The government appeared to promise that no council would be out of pocket as a result of COVID-19 – and that councils should get on with the battle against the pandemic without worrying. But this promise morphed into an undertaking that expenditure on COVID-19 measures would be fully compensated rather than income lost as a result of the pandemic.

There has been some welcome cash but this, especially for districts, has largely dried up.

Monthly returns from councils to MHCLG estimate cost pressures and non-tax income losses for 2020/2021 at around £8.2bn, of which £2.8bn is lost sales, fees and charges. Once government support is taken into account, there is still a budget pressure of £1.1bn.

There are also £3.1bn losses from reduced business rates and council tax.

On the ground this means two things:

First: councils have had to take early action this year to manage the losses currently being incurred: this means dipping into reserves, which in many cases have been running at minimal levels as a result of an already stressed business model before COVID-19 even started.
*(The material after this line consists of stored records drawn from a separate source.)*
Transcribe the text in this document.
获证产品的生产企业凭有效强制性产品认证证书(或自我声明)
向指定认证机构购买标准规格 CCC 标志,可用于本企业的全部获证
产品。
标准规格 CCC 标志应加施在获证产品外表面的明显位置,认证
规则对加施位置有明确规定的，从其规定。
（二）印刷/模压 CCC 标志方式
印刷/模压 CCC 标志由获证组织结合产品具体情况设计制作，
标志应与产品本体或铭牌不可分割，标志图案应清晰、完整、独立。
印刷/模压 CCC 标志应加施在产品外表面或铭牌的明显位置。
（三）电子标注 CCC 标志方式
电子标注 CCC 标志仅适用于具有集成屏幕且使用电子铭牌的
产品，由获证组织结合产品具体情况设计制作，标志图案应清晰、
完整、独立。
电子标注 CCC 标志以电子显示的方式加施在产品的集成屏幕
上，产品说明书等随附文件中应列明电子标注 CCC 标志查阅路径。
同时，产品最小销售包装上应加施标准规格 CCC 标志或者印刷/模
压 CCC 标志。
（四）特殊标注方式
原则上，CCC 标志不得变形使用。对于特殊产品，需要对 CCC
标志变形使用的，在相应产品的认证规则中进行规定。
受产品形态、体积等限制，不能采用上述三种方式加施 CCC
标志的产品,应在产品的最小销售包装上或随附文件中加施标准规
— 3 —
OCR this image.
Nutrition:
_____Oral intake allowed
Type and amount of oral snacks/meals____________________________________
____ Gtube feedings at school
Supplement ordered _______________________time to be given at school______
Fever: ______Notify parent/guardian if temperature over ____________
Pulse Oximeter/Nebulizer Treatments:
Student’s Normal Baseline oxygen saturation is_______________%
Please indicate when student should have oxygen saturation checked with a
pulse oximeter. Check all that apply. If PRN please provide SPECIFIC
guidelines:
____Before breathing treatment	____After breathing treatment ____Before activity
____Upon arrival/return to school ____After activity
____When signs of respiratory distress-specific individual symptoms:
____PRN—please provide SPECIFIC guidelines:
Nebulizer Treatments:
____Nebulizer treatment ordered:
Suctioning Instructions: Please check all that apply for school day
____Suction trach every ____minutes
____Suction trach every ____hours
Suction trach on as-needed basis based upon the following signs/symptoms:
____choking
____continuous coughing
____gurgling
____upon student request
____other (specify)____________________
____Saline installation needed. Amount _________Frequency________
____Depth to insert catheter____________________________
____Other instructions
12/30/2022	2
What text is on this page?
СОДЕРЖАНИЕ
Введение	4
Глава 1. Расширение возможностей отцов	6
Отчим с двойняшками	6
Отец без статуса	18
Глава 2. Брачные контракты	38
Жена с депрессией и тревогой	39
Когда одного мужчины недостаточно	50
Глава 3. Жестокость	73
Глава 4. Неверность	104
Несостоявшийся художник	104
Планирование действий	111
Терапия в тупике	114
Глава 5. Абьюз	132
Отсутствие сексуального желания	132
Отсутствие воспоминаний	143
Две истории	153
It has also meant in-year cuts in services and some asset sales (but this is not the time to sell off assets in quantity).

Second: councils are having to plan for an uncertain future. Will there be more government funding? What is the impact of the second lockdown? When will the pandemic actually end?

This level of uncertainty is unprecedented. Councils now cannot avoid service changes and cuts in what hitherto were unpalatable areas (eg waste collection) as well as wholesale reorganisation. But it also means contingency planning, basically having cuts and savings in the back pocket in areas which are beyond unpalatable. 

Politically this is a challenge when residents believe that council tax pays for everything.